On the eve of World Liver Day 2026, a new Lancet study has revealed that one in twenty adults in India has undiagnosed probable cirrhosis, positioning advanced liver disease as a major hidden complication of Type 2 Diabetes (T2D).
The DiaFib-Liver Study, conducted between January and July 2024, screened over 9,202 adults with T2D across diverse regions of India to establish a national benchmark for liver health. According to the findings published in Lancet Regional Health Southeast Asia, 26% of adults with T2D in India suffer from clinically significant liver fibrosis, meaning one in four have advanced scarring of the liver. 14% have developed advanced fibrosis, while 5% — equivalent to one in twenty — meet the criteria for probable cirrhosis, often without showing any symptoms.
These results have led researchers to identify liver disease as the “fourth major complication” of Type 2 Diabetes, joining the traditionally recognized complications of retinopathy (eye damage), nephropathy (kidney disease), and neuropathy (nerve damage). The study’s principal researchers, Dr Ashish Kumar of Sir Ganga Ram Hospital and Dr Anoop Misra of Fortis C-DOC, emphasized that the focus should shift from merely detecting fatty liver to assessing fibrosis, as fat accumulation and scarring do not always correlate.
The study highlights a dangerous dissociation between liver fat and actual fibrosis. For years, metabolic dysfunction-associated steatotic liver disease (MASLD), formerly known as fatty liver disease, was considered the primary liver concern in diabetic patients. However, the DiaFib-Liver Study shows that significant fibrosis and cirrhosis can occur even in the absence of severe steatosis, making reliance on fat-based screening insufficient and potentially misleading.

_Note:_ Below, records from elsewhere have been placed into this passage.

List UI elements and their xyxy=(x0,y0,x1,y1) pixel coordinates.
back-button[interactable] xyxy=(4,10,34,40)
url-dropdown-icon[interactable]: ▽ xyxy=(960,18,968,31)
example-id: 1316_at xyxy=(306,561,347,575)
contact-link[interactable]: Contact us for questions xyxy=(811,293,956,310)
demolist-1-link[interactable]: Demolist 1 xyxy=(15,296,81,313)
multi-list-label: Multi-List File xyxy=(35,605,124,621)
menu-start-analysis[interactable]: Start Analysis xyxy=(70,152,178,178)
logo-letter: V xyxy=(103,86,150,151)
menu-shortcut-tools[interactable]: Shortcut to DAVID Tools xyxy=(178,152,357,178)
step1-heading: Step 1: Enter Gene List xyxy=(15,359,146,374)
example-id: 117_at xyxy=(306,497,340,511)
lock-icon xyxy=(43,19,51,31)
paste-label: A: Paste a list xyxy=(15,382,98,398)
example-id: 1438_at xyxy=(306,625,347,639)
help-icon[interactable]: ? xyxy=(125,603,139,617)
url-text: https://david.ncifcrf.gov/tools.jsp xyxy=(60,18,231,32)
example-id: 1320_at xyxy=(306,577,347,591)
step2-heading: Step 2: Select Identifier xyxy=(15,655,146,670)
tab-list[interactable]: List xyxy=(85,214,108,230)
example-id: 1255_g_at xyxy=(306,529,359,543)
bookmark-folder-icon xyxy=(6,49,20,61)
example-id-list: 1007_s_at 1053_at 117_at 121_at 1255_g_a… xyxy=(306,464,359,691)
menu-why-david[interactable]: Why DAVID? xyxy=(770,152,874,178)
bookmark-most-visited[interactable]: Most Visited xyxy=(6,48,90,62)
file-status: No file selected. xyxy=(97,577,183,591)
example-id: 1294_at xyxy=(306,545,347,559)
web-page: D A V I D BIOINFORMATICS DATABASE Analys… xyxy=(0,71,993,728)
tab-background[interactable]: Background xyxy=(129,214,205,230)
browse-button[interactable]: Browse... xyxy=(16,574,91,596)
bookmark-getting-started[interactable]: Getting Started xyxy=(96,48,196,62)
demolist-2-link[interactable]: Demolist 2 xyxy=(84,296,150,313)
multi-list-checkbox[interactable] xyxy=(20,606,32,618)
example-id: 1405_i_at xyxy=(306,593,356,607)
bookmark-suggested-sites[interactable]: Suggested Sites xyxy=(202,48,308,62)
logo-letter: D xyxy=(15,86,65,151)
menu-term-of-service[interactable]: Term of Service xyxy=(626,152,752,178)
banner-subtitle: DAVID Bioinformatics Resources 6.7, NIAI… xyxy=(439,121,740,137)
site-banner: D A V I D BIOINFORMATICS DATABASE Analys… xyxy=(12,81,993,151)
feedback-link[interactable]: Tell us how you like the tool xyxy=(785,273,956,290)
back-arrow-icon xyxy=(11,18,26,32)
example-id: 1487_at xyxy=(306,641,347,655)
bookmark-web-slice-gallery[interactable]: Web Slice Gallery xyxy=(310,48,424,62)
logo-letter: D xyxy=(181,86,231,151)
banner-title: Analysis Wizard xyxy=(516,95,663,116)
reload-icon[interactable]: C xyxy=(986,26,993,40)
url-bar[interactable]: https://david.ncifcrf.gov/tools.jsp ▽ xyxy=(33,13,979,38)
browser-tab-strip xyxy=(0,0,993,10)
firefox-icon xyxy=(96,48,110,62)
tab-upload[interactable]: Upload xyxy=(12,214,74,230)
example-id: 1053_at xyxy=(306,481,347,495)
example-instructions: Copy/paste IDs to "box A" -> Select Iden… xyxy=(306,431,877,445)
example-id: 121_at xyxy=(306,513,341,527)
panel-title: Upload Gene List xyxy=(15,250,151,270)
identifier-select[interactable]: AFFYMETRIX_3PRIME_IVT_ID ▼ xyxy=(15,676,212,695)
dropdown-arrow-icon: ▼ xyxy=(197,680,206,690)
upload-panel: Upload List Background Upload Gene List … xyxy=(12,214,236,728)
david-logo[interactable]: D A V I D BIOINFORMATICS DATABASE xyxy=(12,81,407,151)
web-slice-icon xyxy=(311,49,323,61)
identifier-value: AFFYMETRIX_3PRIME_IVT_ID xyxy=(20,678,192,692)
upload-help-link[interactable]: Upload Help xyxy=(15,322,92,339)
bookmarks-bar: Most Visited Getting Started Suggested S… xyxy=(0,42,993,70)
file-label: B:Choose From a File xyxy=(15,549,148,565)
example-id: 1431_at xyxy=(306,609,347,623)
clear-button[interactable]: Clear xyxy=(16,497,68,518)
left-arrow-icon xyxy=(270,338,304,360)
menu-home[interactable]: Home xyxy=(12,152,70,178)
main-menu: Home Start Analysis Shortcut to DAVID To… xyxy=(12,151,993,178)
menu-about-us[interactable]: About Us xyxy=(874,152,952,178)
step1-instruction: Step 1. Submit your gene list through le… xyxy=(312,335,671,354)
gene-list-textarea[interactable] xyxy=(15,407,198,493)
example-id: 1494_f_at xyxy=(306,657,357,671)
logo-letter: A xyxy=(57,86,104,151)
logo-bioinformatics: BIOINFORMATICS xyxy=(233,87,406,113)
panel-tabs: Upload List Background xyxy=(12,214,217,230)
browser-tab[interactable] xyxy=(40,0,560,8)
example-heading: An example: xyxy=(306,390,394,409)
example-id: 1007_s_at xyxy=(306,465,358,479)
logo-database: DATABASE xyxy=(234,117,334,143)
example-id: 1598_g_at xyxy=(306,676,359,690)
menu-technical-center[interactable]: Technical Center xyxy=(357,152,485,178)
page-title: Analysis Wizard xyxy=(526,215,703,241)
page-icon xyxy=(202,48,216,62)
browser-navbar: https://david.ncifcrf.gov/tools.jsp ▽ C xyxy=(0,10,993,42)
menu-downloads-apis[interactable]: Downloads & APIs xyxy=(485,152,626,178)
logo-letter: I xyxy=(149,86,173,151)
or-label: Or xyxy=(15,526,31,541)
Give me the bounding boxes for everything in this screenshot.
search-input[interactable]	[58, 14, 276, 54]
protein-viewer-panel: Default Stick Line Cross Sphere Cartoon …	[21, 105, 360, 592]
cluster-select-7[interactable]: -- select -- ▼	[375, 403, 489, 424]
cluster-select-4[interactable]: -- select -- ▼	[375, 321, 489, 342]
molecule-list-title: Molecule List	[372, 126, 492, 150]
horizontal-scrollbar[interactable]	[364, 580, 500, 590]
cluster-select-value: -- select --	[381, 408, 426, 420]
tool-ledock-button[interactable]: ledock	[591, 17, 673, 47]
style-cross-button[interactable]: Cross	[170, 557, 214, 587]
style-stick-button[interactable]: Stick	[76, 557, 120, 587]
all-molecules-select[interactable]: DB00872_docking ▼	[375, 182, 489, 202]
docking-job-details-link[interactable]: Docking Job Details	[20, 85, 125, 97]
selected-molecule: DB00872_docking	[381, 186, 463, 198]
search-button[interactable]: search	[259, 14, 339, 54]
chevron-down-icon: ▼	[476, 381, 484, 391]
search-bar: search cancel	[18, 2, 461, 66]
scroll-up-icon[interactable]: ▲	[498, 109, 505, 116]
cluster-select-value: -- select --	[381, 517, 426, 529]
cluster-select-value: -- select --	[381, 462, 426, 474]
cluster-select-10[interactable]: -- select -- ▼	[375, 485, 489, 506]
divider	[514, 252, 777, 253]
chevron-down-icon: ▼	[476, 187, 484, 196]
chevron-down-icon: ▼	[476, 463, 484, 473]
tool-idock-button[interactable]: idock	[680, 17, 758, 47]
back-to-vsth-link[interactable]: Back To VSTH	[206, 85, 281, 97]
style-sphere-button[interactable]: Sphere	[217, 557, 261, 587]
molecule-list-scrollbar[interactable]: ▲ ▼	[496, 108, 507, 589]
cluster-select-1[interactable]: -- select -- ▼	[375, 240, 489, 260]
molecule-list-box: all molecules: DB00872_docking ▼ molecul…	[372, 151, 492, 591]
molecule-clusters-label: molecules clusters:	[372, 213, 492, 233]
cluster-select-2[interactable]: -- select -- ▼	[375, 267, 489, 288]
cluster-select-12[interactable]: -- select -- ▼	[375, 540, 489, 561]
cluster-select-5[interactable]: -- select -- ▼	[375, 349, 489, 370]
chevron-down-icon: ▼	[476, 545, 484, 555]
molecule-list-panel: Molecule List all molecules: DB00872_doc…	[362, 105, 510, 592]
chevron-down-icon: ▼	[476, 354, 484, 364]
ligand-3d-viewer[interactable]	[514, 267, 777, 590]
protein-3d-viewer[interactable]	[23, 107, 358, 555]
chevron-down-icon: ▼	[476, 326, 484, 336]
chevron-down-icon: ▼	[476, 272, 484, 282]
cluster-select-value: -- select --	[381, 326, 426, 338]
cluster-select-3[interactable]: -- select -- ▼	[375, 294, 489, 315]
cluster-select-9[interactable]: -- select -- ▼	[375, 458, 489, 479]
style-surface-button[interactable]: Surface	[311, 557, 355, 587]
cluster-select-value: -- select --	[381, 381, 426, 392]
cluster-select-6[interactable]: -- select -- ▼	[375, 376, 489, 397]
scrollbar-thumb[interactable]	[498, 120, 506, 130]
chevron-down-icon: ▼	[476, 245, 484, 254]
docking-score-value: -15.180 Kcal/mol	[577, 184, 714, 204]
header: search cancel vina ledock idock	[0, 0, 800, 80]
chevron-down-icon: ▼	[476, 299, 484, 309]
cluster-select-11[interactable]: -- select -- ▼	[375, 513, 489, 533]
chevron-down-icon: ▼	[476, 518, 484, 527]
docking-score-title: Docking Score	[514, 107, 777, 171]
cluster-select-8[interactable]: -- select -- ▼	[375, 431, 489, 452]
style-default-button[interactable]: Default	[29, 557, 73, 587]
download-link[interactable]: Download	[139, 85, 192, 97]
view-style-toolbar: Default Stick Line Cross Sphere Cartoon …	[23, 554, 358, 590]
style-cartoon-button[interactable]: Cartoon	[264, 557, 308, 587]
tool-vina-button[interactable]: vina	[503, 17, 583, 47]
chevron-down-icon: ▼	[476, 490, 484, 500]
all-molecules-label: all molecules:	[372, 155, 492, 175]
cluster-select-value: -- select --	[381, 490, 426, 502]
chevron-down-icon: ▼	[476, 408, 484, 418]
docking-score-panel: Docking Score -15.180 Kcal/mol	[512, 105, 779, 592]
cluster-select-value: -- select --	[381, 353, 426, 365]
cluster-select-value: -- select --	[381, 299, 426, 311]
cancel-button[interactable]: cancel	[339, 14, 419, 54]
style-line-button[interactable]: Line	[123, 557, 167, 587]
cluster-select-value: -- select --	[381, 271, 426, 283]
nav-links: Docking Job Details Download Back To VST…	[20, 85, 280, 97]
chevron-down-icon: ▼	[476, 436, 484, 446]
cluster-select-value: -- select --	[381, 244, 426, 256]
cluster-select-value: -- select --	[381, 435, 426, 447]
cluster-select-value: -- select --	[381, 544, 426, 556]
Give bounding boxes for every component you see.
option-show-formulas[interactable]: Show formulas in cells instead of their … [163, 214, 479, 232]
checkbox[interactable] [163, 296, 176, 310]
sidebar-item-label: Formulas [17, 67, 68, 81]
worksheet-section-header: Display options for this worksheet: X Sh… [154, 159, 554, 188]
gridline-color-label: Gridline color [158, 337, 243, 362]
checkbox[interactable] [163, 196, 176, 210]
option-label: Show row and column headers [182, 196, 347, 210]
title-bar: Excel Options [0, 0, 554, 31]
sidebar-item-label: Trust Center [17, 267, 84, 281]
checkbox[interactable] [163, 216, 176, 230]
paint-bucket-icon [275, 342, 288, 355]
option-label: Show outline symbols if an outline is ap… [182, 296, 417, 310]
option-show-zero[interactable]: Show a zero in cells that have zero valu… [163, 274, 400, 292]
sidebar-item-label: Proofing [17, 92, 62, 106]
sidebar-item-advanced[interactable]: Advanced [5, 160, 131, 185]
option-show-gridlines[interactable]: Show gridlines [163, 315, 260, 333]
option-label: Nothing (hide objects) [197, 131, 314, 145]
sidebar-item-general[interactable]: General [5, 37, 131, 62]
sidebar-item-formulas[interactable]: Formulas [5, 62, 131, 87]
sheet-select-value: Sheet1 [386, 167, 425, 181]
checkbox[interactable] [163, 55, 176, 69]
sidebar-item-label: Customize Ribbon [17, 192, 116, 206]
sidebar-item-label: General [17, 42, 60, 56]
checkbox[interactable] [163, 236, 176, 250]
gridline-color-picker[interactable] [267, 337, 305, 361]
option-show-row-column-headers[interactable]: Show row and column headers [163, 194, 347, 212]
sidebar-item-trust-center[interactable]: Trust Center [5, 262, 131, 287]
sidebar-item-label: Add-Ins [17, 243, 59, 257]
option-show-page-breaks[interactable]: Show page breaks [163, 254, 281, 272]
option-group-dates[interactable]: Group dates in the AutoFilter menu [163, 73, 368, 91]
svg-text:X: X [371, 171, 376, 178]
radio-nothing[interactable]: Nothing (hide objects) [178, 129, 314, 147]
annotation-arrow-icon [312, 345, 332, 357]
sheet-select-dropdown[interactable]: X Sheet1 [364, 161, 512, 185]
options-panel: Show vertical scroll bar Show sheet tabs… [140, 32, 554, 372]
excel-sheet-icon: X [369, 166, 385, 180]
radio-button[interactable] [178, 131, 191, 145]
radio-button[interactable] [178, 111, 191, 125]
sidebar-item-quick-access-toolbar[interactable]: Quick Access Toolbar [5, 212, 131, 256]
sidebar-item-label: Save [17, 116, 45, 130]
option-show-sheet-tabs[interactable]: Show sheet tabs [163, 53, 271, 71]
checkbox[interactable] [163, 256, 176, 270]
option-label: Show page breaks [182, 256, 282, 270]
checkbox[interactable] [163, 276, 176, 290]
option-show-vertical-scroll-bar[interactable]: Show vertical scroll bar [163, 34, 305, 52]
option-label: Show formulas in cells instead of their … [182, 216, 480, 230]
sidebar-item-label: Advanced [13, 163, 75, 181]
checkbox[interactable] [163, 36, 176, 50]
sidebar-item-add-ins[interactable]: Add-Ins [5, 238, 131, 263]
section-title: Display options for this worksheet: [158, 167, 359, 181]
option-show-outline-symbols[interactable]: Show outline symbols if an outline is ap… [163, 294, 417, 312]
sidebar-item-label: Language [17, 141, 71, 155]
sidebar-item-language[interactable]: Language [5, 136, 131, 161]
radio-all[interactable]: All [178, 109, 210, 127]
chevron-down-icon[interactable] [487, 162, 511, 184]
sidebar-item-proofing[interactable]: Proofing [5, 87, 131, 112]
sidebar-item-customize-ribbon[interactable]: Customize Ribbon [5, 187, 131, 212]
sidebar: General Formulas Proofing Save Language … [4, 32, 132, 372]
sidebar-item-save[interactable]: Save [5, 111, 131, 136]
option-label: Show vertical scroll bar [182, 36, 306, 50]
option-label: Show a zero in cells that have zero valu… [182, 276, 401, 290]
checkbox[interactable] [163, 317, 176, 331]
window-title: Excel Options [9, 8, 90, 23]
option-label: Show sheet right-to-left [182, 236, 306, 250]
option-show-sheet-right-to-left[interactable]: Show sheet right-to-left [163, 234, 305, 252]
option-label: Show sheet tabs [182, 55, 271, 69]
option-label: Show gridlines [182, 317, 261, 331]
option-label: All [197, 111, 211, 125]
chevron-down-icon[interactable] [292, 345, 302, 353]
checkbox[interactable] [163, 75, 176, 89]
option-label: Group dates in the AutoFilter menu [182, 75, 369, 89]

World Liver Day is observed annually on April 19 to raise awareness about liver health and the importance of early detection. In 2026, the theme underscores the growing burden of silent liver disease in populations with diabetes, particularly in low- and middle-income countries where access to routine screening remains limited. The researchers urge healthcare systems to integrate liver fibrosis assessment into standard diabetes care, using non-invasive tools like elastography to detect scarring before symptoms appear.